If clearing elements after floats seems like a burden, then using display: inline-block is another option. The trick here is to make sure that the elements for the individual sides have no breaks or whitespace in between them in the HTML. Otherwise, that space will be rendered as a literal space and the second half will break and fall down.

See the Pen Left Half / Right Half with Inline-Block by CSS-Tricks (@css-tricks) on CodePen.

Again there is nothing about inline-block that helps us equalize the heights of the sides, so you’ll have to be explicit about that.

There are also other potential ways to deal with that spacing problem described above.

Using Flexbox

Flexbox is a pretty fantastic way to do this, just note that it’s limited to IE 10 and up and you may need to get fancy with the prefixes and values to get the best support.

Using this method, we turn our parent container into a flexible box with the child containers taking up an equal share of the space.
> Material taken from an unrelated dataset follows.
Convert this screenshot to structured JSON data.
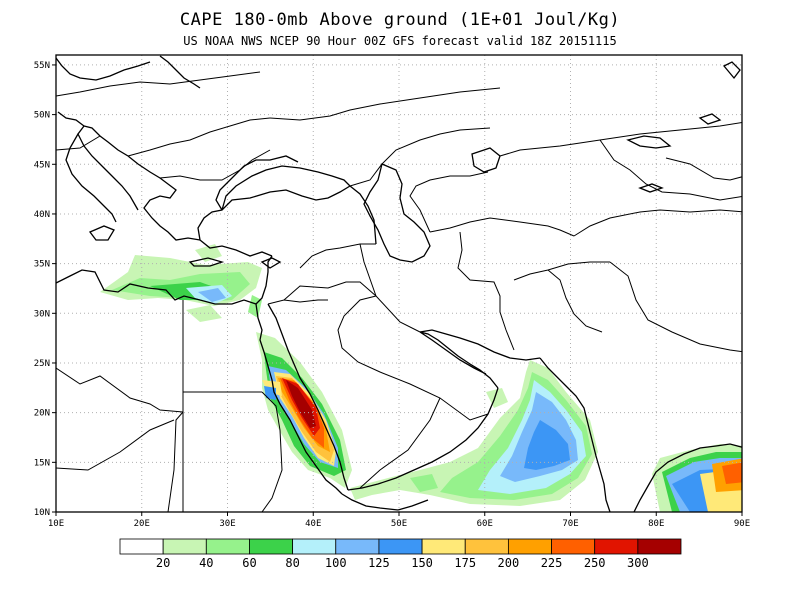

No need to set widths or heights! Flexbox just knows what to do, because the defaults are set up perfectly for this. For instance, flex-direction: row; and align-items: stretch; is what we’re after, but those are the defaults so we don’t have to set them. To make sure they are even though, setting flex: 1; on the sides is a good plan. That forces them to take up equal shares of the space.

See the Pen Left Half / Right Half with Flexbox by CSS-Tricks (@css-tricks) on CodePen.

In this demo we’re making the side flex containers as well, just for fun, to handle the vertical and horizontal centering.

Using Grid Layout

For those living on the bleeding edge, the CSS Grid Layout technique is like the Flexbox and Table methods merged into one. In other words, a container is defined, then split into columns and cells which can be filled flexibly with child elements.

If the cells in the demo below are stacked, then your browser doesn’t support CSS Grid. At the time of this writing, support is limited to Firefox, Chrome, Safari and Opera (except Opera Mini).

See the Pen Left Half / Right Half with Grid Layout by CSS-Tricks (@css-tricks) on CodePen.

Isn’t it cool how many ways there are to do things in CSS?